Annual In-Situ Monitoring of Diffuser Material Properties for Fine-Pore Aeration Systems

Aeration is the costliest process in wastewater treatment plants, accounting for at least 45% of wastewater treatment energy costs (Reardon, 1995). Fine pore diffusers were designed to reduce the operational costs of aeration. These diffusers may be composed of sintered ceramics or polymeric membranes with mechanically punched pores on their surfaces; both types are designed to shear the volumetric air flow from the blowers into fine bubbles (ASCE, 1989). Compared to the bubbles created by coarse bubble diffusers, fine bubbles have a higher surface-to-volume ratio and hence a longer travel time in the water column, in creasing their oxygen transfer efficiency (IWA, 2008). While newly installed fine pore diffusers are initially more efficient in terms of oxygen transfer than coarse bubble diffuser s, fine bubble diffusers are prone to fouling and the degradation of the polymeric material properties (for membrane diffusers), as confirmed in previous research (e.g., Wagner and von Hoessle, 2004; Kaliman et al, 2008; Rosso et al, 2008).
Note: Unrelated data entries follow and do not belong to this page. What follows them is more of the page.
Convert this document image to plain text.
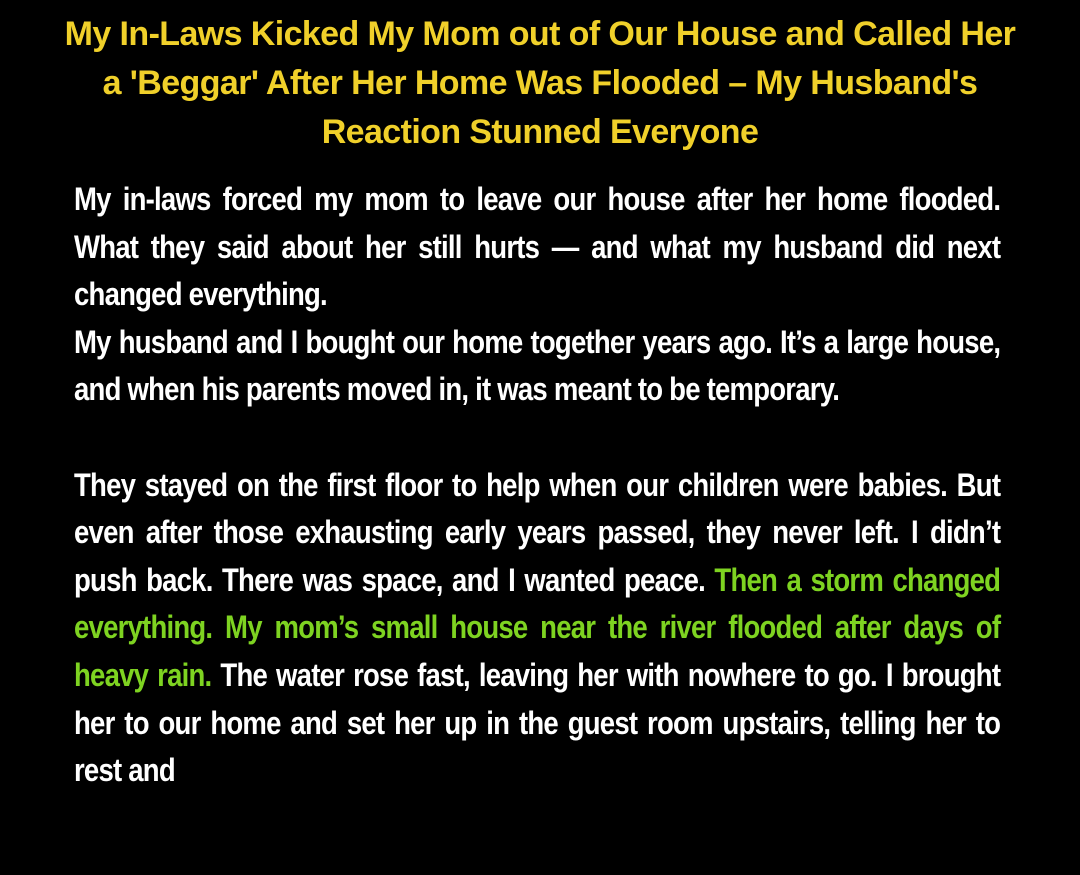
My In-Laws Kicked My Mom out of Our House and Called Her a 'Beggar' After Her Home Was Flooded – My Husband's Reaction Stunned Everyone

My in-laws forced my mom to leave our house after her home flooded. What they said about her still hurts — and what my husband did next changed everything.

My husband and I bought our home together years ago. It’s a large house, and when his parents moved in, it was meant to be temporary.

They stayed on the first floor to help when our children were babies. But even after those exhausting early years passed, they never left. I didn’t push back. There was space, and I wanted peace. Then a storm changed everything. My mom’s small house near the river flooded after days of heavy rain. The water rose fast, leaving her with nowhere to go. I brought her to our home and set her up in the guest room upstairs, telling her to rest and
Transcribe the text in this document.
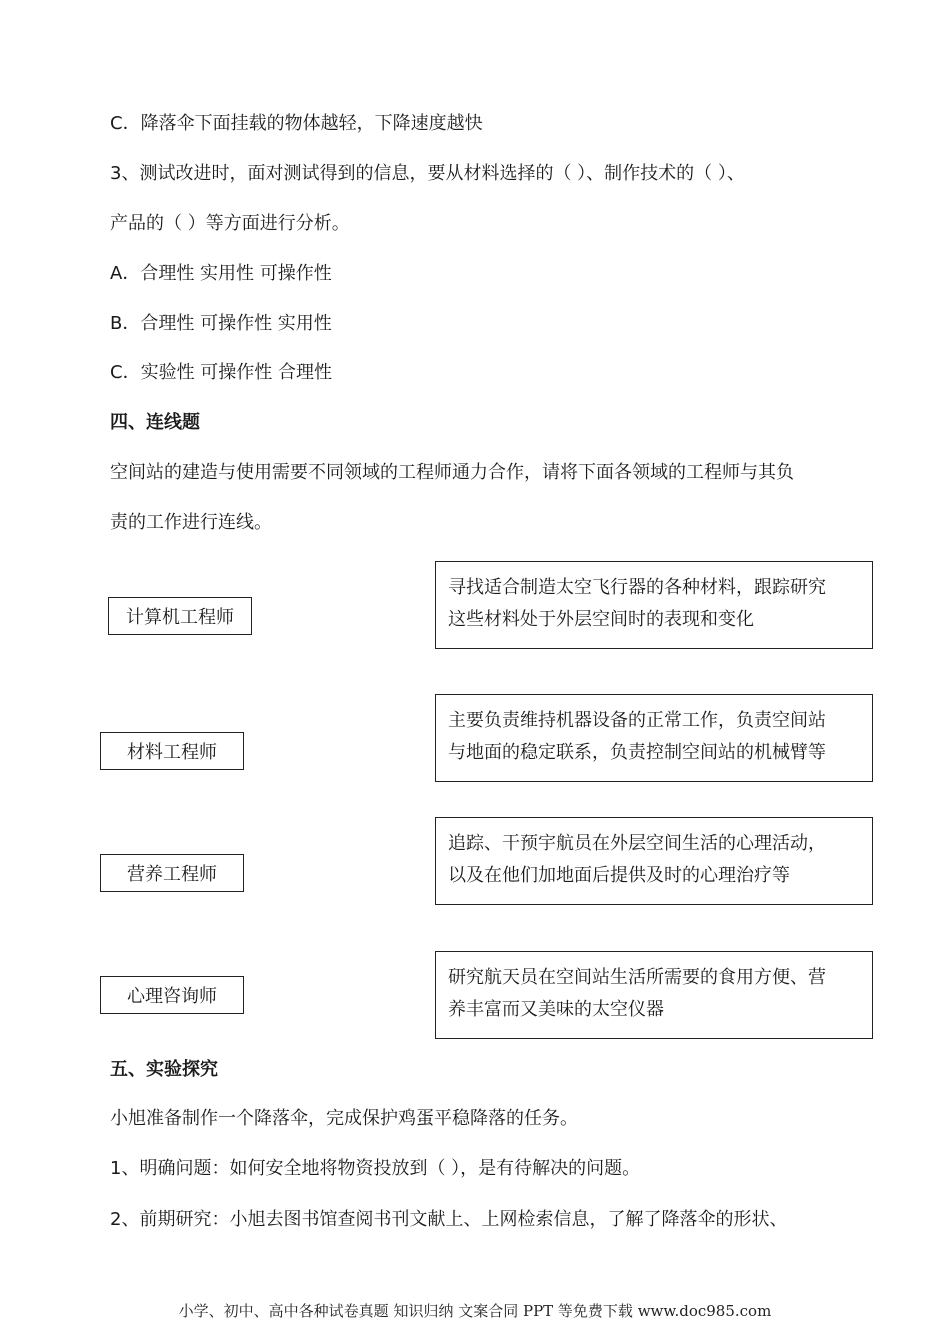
C．降落伞下面挂载的物体越轻，下降速度越快
3、测试改进时，面对测试得到的信息，要从材料选择的（ ）、制作技术的（ ）、
产品的（ ）等方面进行分析。
A．合理性 实用性 可操作性
B．合理性 可操作性 实用性
C．实验性 可操作性 合理性
四、连线题
空间站的建造与使用需要不同领域的工程师通力合作，请将下面各领域的工程师与其负
责的工作进行连线。
计算机工程师
材料工程师
营养工程师
心理咨询师
寻找适合制造太空飞行器的各种材料，跟踪研究
这些材料处于外层空间时的表现和变化
主要负责维持机器设备的正常工作，负责空间站
与地面的稳定联系，负责控制空间站的机械臂等
追踪、干预宇航员在外层空间生活的心理活动，
以及在他们加地面后提供及时的心理治疗等
研究航天员在空间站生活所需要的食用方便、营
养丰富而又美味的太空仪器
五、实验探究
小旭准备制作一个降落伞，完成保护鸡蛋平稳降落的任务。
1、明确问题：如何安全地将物资投放到（ ），是有待解决的问题。
2、前期研究：小旭去图书馆查阅书刊文献上、上网检索信息，了解了降落伞的形状、
小学、初中、高中各种试卷真题 知识归纳 文案合同 PPT 等免费下载 www.doc985.com
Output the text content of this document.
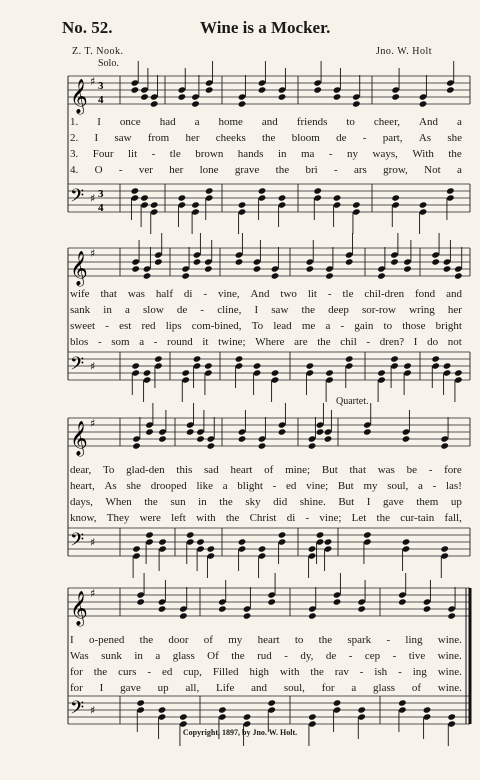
No. 52.	Wine is a Mocker.
Z. T. Nook.	Jno. W. Holt
Solo.
Quartet.
𝄞 ♯ 3
4
𝄢 ♯ 3
4
𝄞 ♯
𝄢 ♯
𝄞 ♯
𝄢 ♯
𝄞 ♯
𝄢 ♯
1. I once had a home and friends to cheer, And a
2. I saw from her cheeks the bloom de - part, As she
3. Four lit - tle brown hands in ma - ny ways, With the
4. O - ver her lone grave the bri - ars grow, Not a
wife that was half di - vine, And two lit - tle chil-dren fond and
sank in a slow de - cline, I saw the deep sor-row wring her
sweet - est red lips com-bined, To lead me a - gain to those bright
blos - som a - round it twine; Where are the chil - dren? I do not
dear, To glad-den this sad heart of mine; But that was be - fore
heart, As she drooped like a blight - ed vine; But my soul, a - las!
days, When the sun in the sky did shine. But I gave them up
know, They were left with the Christ di - vine; Let the cur-tain fall,
I o-pened the door of my heart to the spark - ling wine.
Was sunk in a glass Of the rud - dy, de - cep - tive wine.
for the curs - ed cup, Filled high with the rav - ish - ing wine.
for I gave up all, Life and soul, for a glass of wine.
Copyright, 1897, by Jno. W. Holt.
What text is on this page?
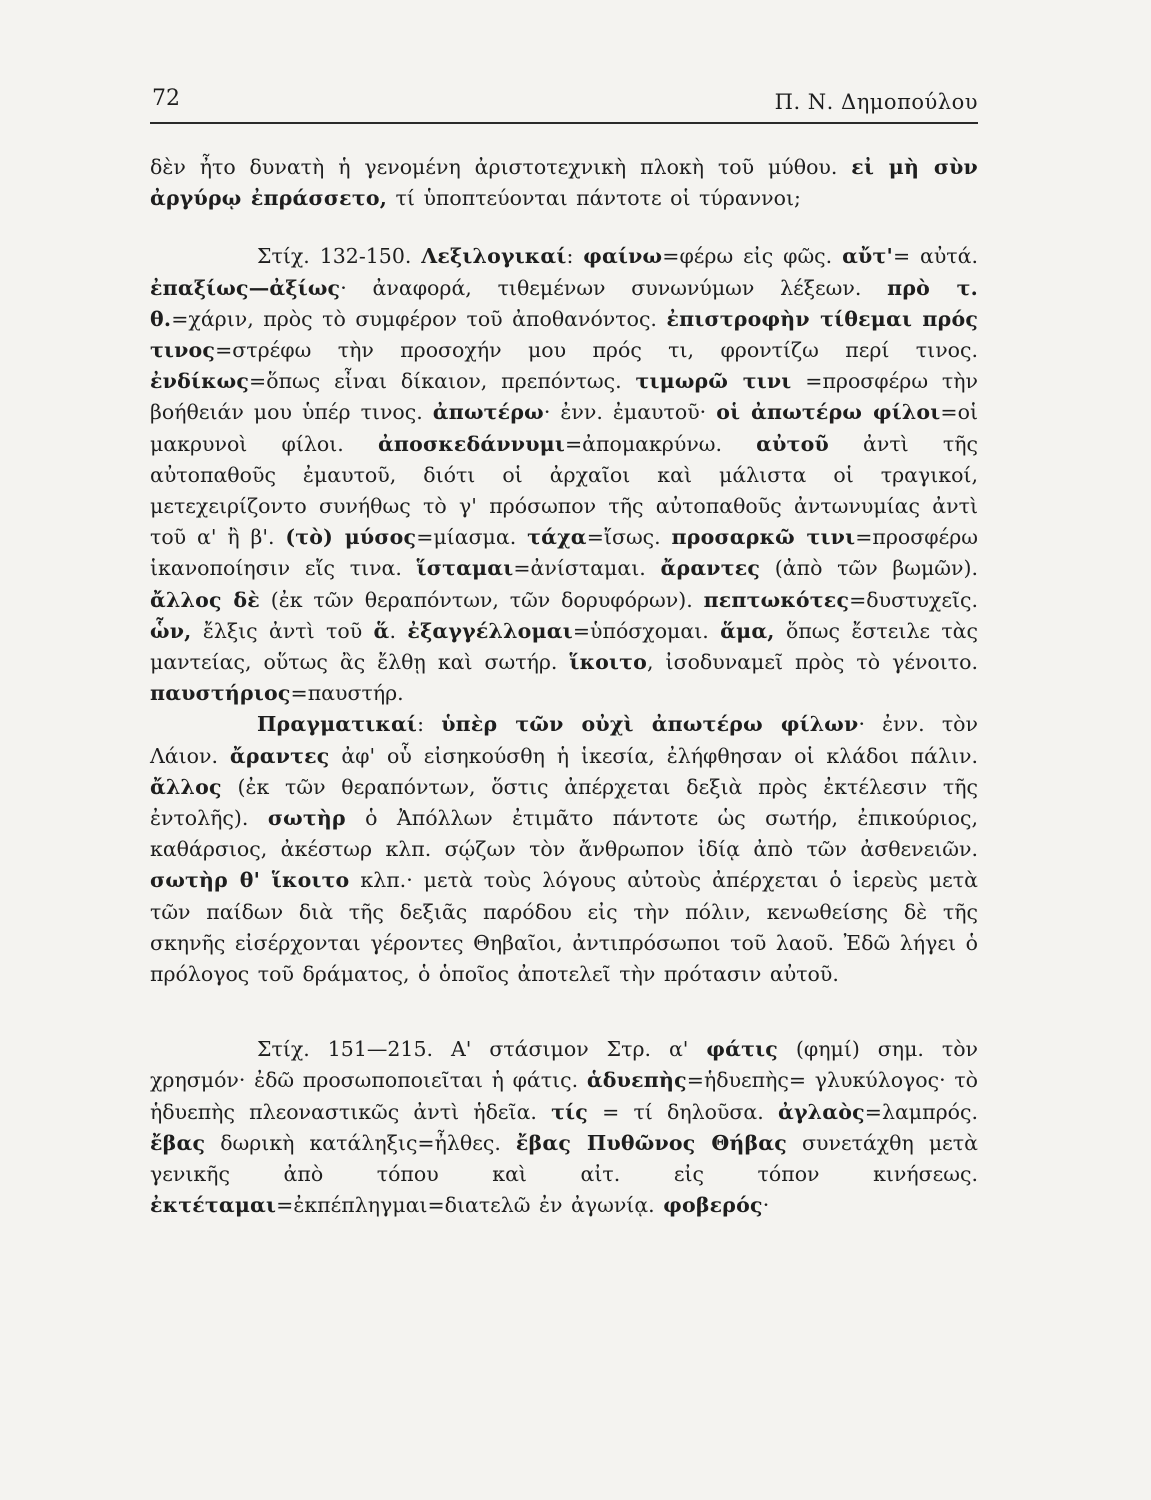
72	Π. Ν. Δημοπούλου

δὲν ἦτο δυνατὴ ἡ γενομένη ἀριστοτεχνικὴ πλοκὴ τοῦ μύθου. εἰ μὴ σὺν ἀργύρῳ ἐπράσσετο, τί ὑποπτεύονται πάντοτε οἱ τύραννοι;

Στίχ. 132-150. Λεξιλογικαί: φαίνω=φέρω εἰς φῶς. αὔτ'= αὐτά. ἐπαξίως—ἀξίως· ἀναφορά, τιθεμένων συνωνύμων λέξεων. πρὸ τ. θ.=χάριν, πρὸς τὸ συμφέρον τοῦ ἀποθανόντος. ἐπιστροφὴν τίθεμαι πρός τινος=στρέφω τὴν προσοχήν μου πρός τι, φροντίζω περί τινος. ἐνδίκως=ὅπως εἶναι δίκαιον, πρεπόντως. τιμωρῶ τινι =προσφέρω τὴν βοήθειάν μου ὑπέρ τινος. ἀπωτέρω· ἐνν. ἐμαυτοῦ· οἱ ἀπωτέρω φίλοι=οἱ μακρυνοὶ φίλοι. ἀποσκεδάννυμι=ἀπομακρύνω. αὐτοῦ ἀντὶ τῆς αὐτοπαθοῦς ἐμαυτοῦ, διότι οἱ ἀρχαῖοι καὶ μάλιστα οἱ τραγικοί, μετεχειρίζοντο συνήθως τὸ γ' πρόσωπον τῆς αὐτοπαθοῦς ἀντωνυμίας ἀντὶ τοῦ α' ἢ β'. (τὸ) μύσος=μίασμα. τάχα=ἴσως. προσαρκῶ τινι=προσφέρω ἱκανοποίησιν εἴς τινα. ἵσταμαι=ἀνίσταμαι. ἄραντες (ἀπὸ τῶν βωμῶν). ἄλλος δὲ (ἐκ τῶν θεραπόντων, τῶν δορυφόρων). πεπτωκότες=δυστυχεῖς. ὧν, ἔλξις ἀντὶ τοῦ ἅ. ἐξαγγέλλομαι=ὑπόσχομαι. ἅμα, ὅπως ἔστειλε τὰς μαντείας, οὕτως ἂς ἔλθῃ καὶ σωτήρ. ἵκοιτο, ἰσοδυναμεῖ πρὸς τὸ γένοιτο. παυστήριος=παυστήρ.

Πραγματικαί: ὑπὲρ τῶν οὐχὶ ἀπωτέρω φίλων· ἐνν. τὸν Λάιον. ἄραντες ἀφ' οὗ εἰσηκούσθη ἡ ἱκεσία, ἐλήφθησαν οἱ κλάδοι πάλιν. ἄλλος (ἐκ τῶν θεραπόντων, ὅστις ἀπέρχεται δεξιὰ πρὸς ἐκτέλεσιν τῆς ἐντολῆς). σωτὴρ ὁ Ἀπόλλων ἐτιμᾶτο πάντοτε ὡς σωτήρ, ἐπικούριος, καθάρσιος, ἀκέστωρ κλπ. σῴζων τὸν ἄνθρωπον ἰδίᾳ ἀπὸ τῶν ἀσθενειῶν. σωτὴρ θ' ἵκοιτο κλπ.· μετὰ τοὺς λόγους αὐτοὺς ἀπέρχεται ὁ ἱερεὺς μετὰ τῶν παίδων διὰ τῆς δεξιᾶς παρόδου εἰς τὴν πόλιν, κενωθείσης δὲ τῆς σκηνῆς εἰσέρχονται γέροντες Θηβαῖοι, ἀντιπρόσωποι τοῦ λαοῦ. Ἐδῶ λήγει ὁ πρόλογος τοῦ δράματος, ὁ ὁποῖος ἀποτελεῖ τὴν πρότασιν αὐτοῦ.

Στίχ. 151—215. Α' στάσιμον Στρ. α' φάτις (φημί) σημ. τὸν χρησμόν· ἐδῶ προσωποποιεῖται ἡ φάτις. ἁδυεπὴς=ἡδυεπὴς= γλυκύλογος· τὸ ἡδυεπὴς πλεοναστικῶς ἀντὶ ἡδεῖα. τίς = τί δηλοῦσα. ἀγλαὸς=λαμπρός. ἔβας δωρικὴ κατάληξις=ἦλθες. ἔβας Πυθῶνος Θήβας συνετάχθη μετὰ γενικῆς ἀπὸ τόπου καὶ αἰτ. εἰς τόπον κινήσεως. ἐκτέταμαι=ἐκπέπληγμαι=διατελῶ ἐν ἀγωνίᾳ. φοβερός·
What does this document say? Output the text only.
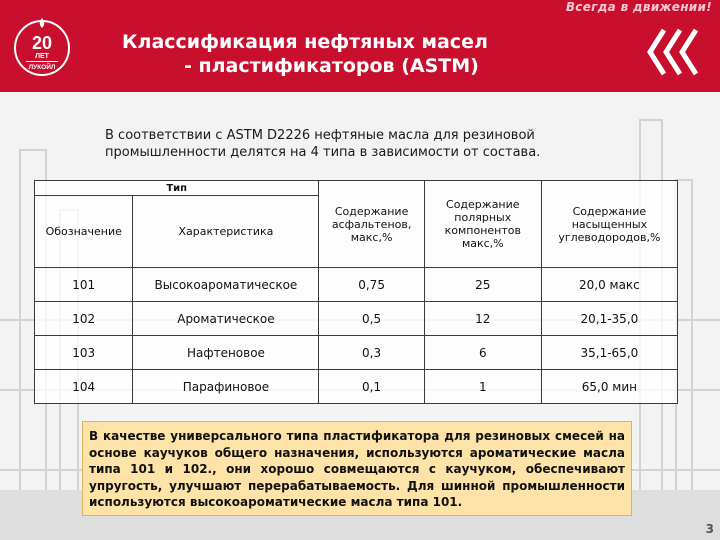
Всегда в движении!
20
ЛЕТ
ЛУКОЙЛ
Классификация нефтяных масел
- пластификаторов (ASTM)
В соответствии с ASTM D2226 нефтяные масла для резиновой промышленности делятся на 4 типа в зависимости от состава.
Тип		Содержание асфальтенов, макс,%	Содержание полярных компонентов макс,%	Содержание насыщенных углеводородов,%
Обозначение	Характеристика			
101	Высокоароматическое	0,75	25	20,0 макс
102	Ароматическое	0,5	12	20,1-35,0
103	Нафтеновое	0,3	6	35,1-65,0
104	Парафиновое	0,1	1	65,0 мин
В качестве универсального типа пластификатора для резиновых смесей на основе каучуков общего назначения, используются ароматические масла типа 101 и 102., они хорошо совмещаются с каучуком, обеспечивают упругость, улучшают перерабатываемость. Для шинной промышленности используются высокоароматические масла типа 101.
3
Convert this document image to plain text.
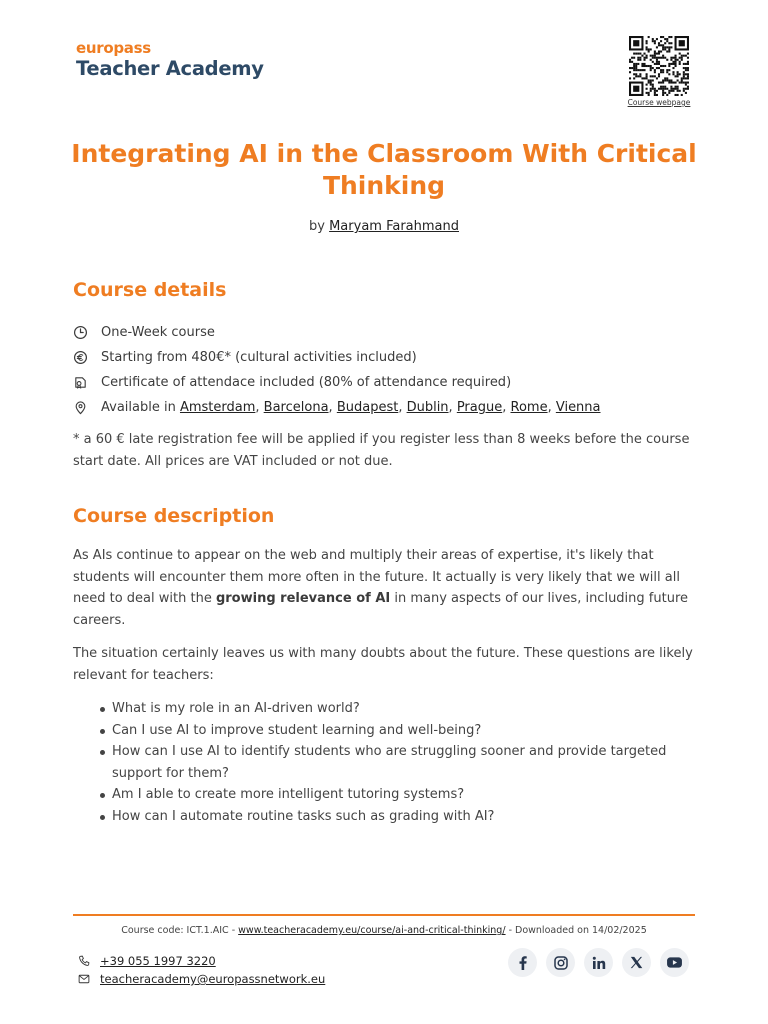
europass
Teacher Academy
Course webpage
Integrating AI in the Classroom With Critical Thinking
by Maryam Farahmand
Course details
One-Week course
Starting from 480€* (cultural activities included)
Certificate of attendace included (80% of attendance required)
Available in
Amsterdam , Barcelona , Budapest , Dublin , Prague , Rome , Vienna

* a 60 € late registration fee will be applied if you register less than 8 weeks before the course start date. All prices are VAT included or not due.

Course description

As AIs continue to appear on the web and multiply their areas of expertise, it's likely that students will encounter them more often in the future. It actually is very likely that we will all need to deal with the growing relevance of AI in many aspects of our lives, including future careers.

The situation certainly leaves us with many doubts about the future. These questions are likely relevant for teachers:

What is my role in an AI-driven world?
Can I use AI to improve student learning and well-being?
How can I use AI to identify students who are struggling sooner and provide targeted support for them?
Am I able to create more intelligent tutoring systems?
How can I automate routine tasks such as grading with AI?
Course code: ICT.1.AIC - www.teacheracademy.eu/course/ai-and-critical-thinking/ - Downloaded on 14/02/2025
+39 055 1997 3220
teacheracademy@europassnetwork.eu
Fouling can be observed on diffusers as a visible layer of surface biofilm. The rate of material degradation depends upon diffuser and wastewater characteristics, as well as process operational parameters; however, to date there is no way to predict the degradation rate accurately. Degradation of the diffuser surface inevitably reduces the efficiency of the diffusers, which results in an increase in the operational costs for wastewater treatment plants.The goal of this project was to determine the quantitative link between time in operation, diffuser material changes, fouling biofilm accumulation, and changes diffuser performance for fine-pore diffusers installed in municipal treatment processes. In order to quantify the degradation of these diffusers, the thickness and hardness of the diffuser surface were studied for three diffuser compositions. Because material properties vary with membrane composition, three different polymeric diffusers were selected for this investigation: silicone diffusers; ethylene propylene diene monomer (EPDM); polyurethane diffusers. Ceramic diffusers were not included in this paper because ceramic is biologically inert. In order to determine the rate of change of diffuser thickness and hardness, we installed in-situ diffuser tubes and periodically harvested samples of diffuser membranes for testing, while maintaining their functionality (Fig. 1).